Fat Tuesday is only two days away, and I still have at least one more Mardi Gras themed recipe that I want to make after this one. The inspiration for these Mini Mardi Gras Cinnamon Rolls actually started out as King Cake Bites. Last weekend I tried a that recipe using refrigerated crescent roll dough as opposed to a homemade yeasted dough. While the recipe looked easy and delicious, it was anything but good. In fact, I ended throwing out the whole lot without even bothering to decorate them. It turns out that the taste of the crescent roll dough was – well let me just say is not the same as the taste of homemade yeasted dough. Therefore, I found myself back at square one.
I’ve made cinnamon rolls before. In fact, the king cakes that I’ve made are really nothing more than giant cinnamon rolls.
I used the following ingredients for the dough: Milk, eggs, room temperature unsalted butter, bread flour, salt, sugar and yeast.
I added the ingredients in the order listed to the pan of my bread machine and started it on the dough cycle. As soon as the kneading had ended I removed the dough from the bread machine. I then placed it into an oiled 8-cup measuring cup, covered it with plastic wrap. Then, I put it in the refrigerator to stay over night. From previous experience, I knew that cold dough was much easier to work with than room temperature dough.
The next morning, I prepared the two fillings. The first was a mixture of cream cheese and confectioners’ sugar.

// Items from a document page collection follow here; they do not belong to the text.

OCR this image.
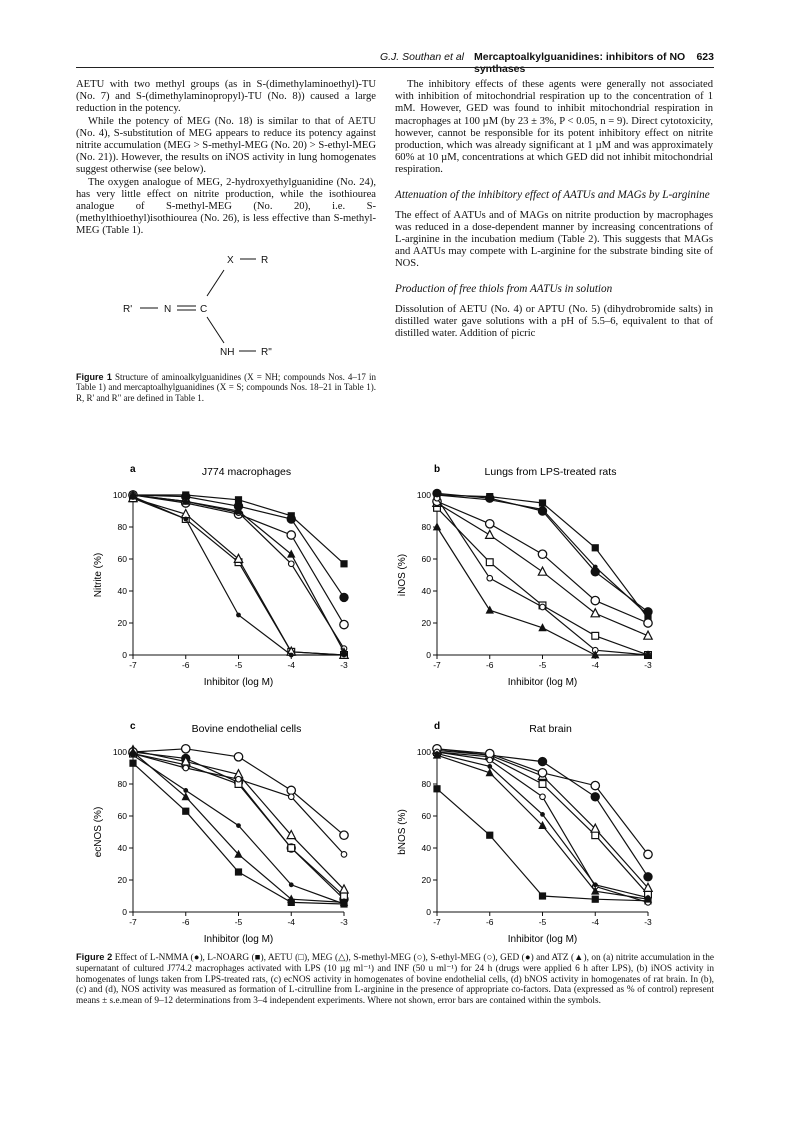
G.J. Southan et al Mercaptoalkylguanidines: inhibitors of NO synthases
623

AETU with two methyl groups (as in S-(dimethylaminoethyl)-TU (No. 7) and S-(dimethylaminopropyl)-TU (No. 8)) caused a large reduction in the potency.

While the potency of MEG (No. 18) is similar to that of AETU (No. 4), S-substitution of MEG appears to reduce its potency against nitrite accumulation (MEG > S-methyl-MEG (No. 20) > S-ethyl-MEG (No. 21)). However, the results on iNOS activity in lung homogenates suggest otherwise (see below).

The oxygen analogue of MEG, 2-hydroxyethylguanidine (No. 24), has very little effect on nitrite production, while the isothiourea analogue of S-methyl-MEG (No. 20), i.e. S-(methylthioethyl)isothiourea (No. 26), is less effective than S-methyl-MEG (Table 1).

X	R
R'	N	C
NH	R"
Figure 1 Structure of aminoalkylguanidines (X = NH; compounds Nos. 4–17 in Table 1) and mercaptoalhylguanidines (X = S; compounds Nos. 18–21 in Table 1). R, R' and R" are defined in Table 1.

The inhibitory effects of these agents were generally not associated with inhibition of mitochondrial respiration up to the concentration of 1 mM. However, GED was found to inhibit mitochondrial respiration in macrophages at 100 µM (by 23 ± 3%, P < 0.05, n = 9). Direct cytotoxicity, however, cannot be responsible for its potent inhibitory effect on nitrite production, which was already significant at 1 µM and was approximately 60% at 10 µM, concentrations at which GED did not inhibit mitochondrial respiration.

Attenuation of the inhibitory effect of AATUs and MAGs by L-arginine

The effect of AATUs and of MAGs on nitrite production by macrophages was reduced in a dose-dependent manner by increasing concentrations of L-arginine in the incubation medium (Table 2). This suggests that MAGs and AATUs may compete with L-arginine for the substrate binding site of NOS.

Production of free thiols from AATUs in solution

Dissolution of AETU (No. 4) or APTU (No. 5) (dihydrobromide salts) in distilled water gave solutions with a pH of 5.5–6, equivalent to that of distilled water. Addition of picric

a	J774 macrophages
0
20
40
60
80
100
-7	-6	-5	-4	-3
Inhibitor (log M)
Nitrite (%)
b	Lungs from LPS-treated rats
0
20
40
60
80
100
-7	-6	-5	-4	-3
Inhibitor (log M)
iNOS (%)
c	Bovine endothelial cells
0
20
40
60
80
100
-7	-6	-5	-4	-3
Inhibitor (log M)
ecNOS (%)
d	Rat brain
0
20
40
60
80
100
-7	-6	-5	-4	-3
Inhibitor (log M)
bNOS (%)
Figure 2 Effect of L-NMMA (●), L-NOARG (■), AETU (□), MEG (△), S-methyl-MEG (○), S-ethyl-MEG (○), GED (●) and ATZ (▲), on (a) nitrite accumulation in the supernatant of cultured J774.2 macrophages activated with LPS (10 µg ml⁻¹) and INF (50 u ml⁻¹) for 24 h (drugs were applied 6 h after LPS), (b) iNOS activity in homogenates of lungs taken from LPS-treated rats, (c) ecNOS activity in homogenates of bovine endothelial cells, (d) bNOS activity in homogenates of rat brain. In (b), (c) and (d), NOS activity was measured as formation of L-citrulline from L-arginine in the presence of appropriate co-factors. Data (expressed as % of control) represent means ± s.e.mean of 9–12 determinations from 3–4 independent experiments. Where not shown, error bars are contained within the symbols.
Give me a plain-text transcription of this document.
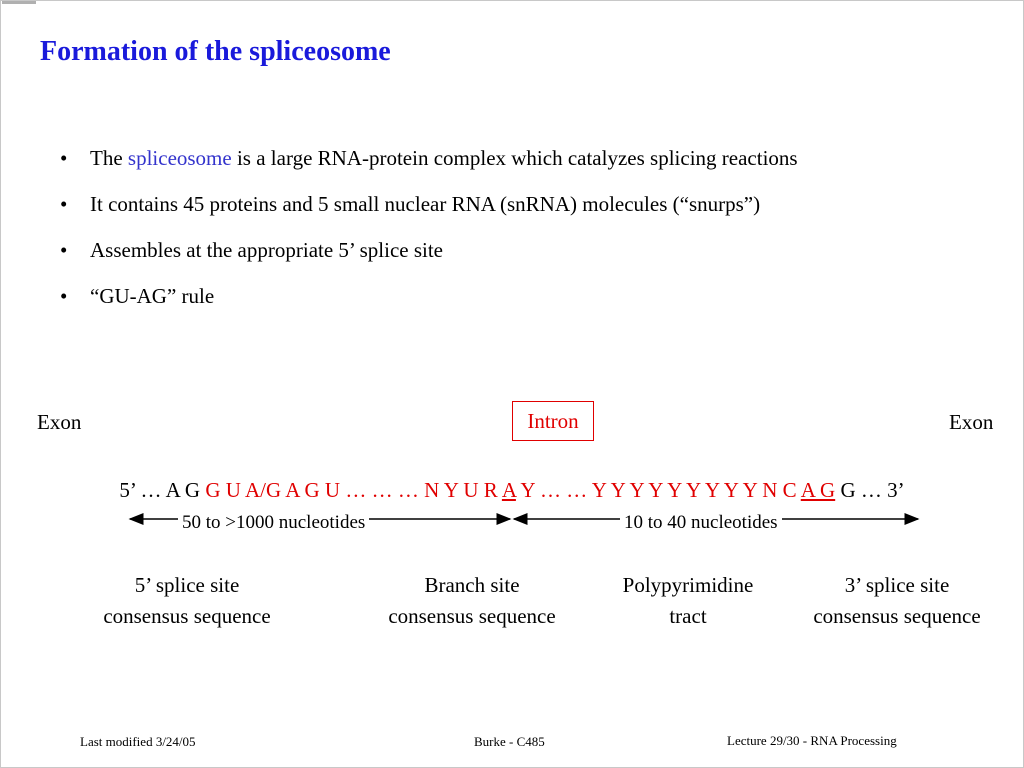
Formation of the spliceosome
• The spliceosome is a large RNA-protein complex which catalyzes splicing reactions
• It contains 45 proteins and 5 small nuclear RNA (snRNA) molecules (“snurps”)
• Assembles at the appropriate 5’ splice site
• “GU-AG” rule
Exon	Intron	Exon
5’ … A G G U A/G A G U … … … N Y U R A Y … … Y Y Y Y Y Y Y Y Y N C A G G … 3’
50 to >1000 nucleotides	10 to 40 nucleotides
5’ splice site
consensus sequence
Branch site
consensus sequence
Polypyrimidine
tract
3’ splice site
consensus sequence
Last modified 3/24/05	Burke - C485	Lecture 29/30 - RNA Processing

The second was a mixture of brown sugar, ground cinnamon and melted butter.
With the fillings made, I removed the dough from the refrigerator. I punched it down, and dumped it onto a floured piece of wax paper. I pretty consistently use wax paper when working with yeasted dough because it minimizes the mess and is easily disposed of. Anyway, I cut the dough into 4 pieces that were roughly 10 ounces each.
Working with one piece at a time, I rolled the dough into a rectangle that was roughly 12-inches by 7-inches. Using an offset spatula, I spread some of the cream cheese mixture on the rectangle. I made sure to leave about 1-inch free on one of the long edges (this is the edge that I will seal). Then, I spread the cinnamon/sugar mixture on top of the cream cheese. Again, I left about 1-inch free on one of the long sides. Starting with the opposite long side, I carefully rolled the dough in jelly roll fashion. Then, I sealed it by pinching the dough together. Finally, I cut the log into 12-inch pieces.
While the cinnamon rolls were baking, I made the frosting, which consisted of cream cheese, unsalted butter, vanilla extract and confectioners’ sugar.
When the cinnamon rolls came out of the oven, I transferred them to a wire cooling rack. While they were still warm, I spread the cream cheese frosting on the top, and decorated them with a sprinkling of purple, green and yellow cake sparkles.
The recipe actually makes 48 mini-cinnamon rolls, which is a lot. Therefore, I only baked one of the pans, and froze the other for later use. Oh my – talk about good! These little gems are incredible. Yum!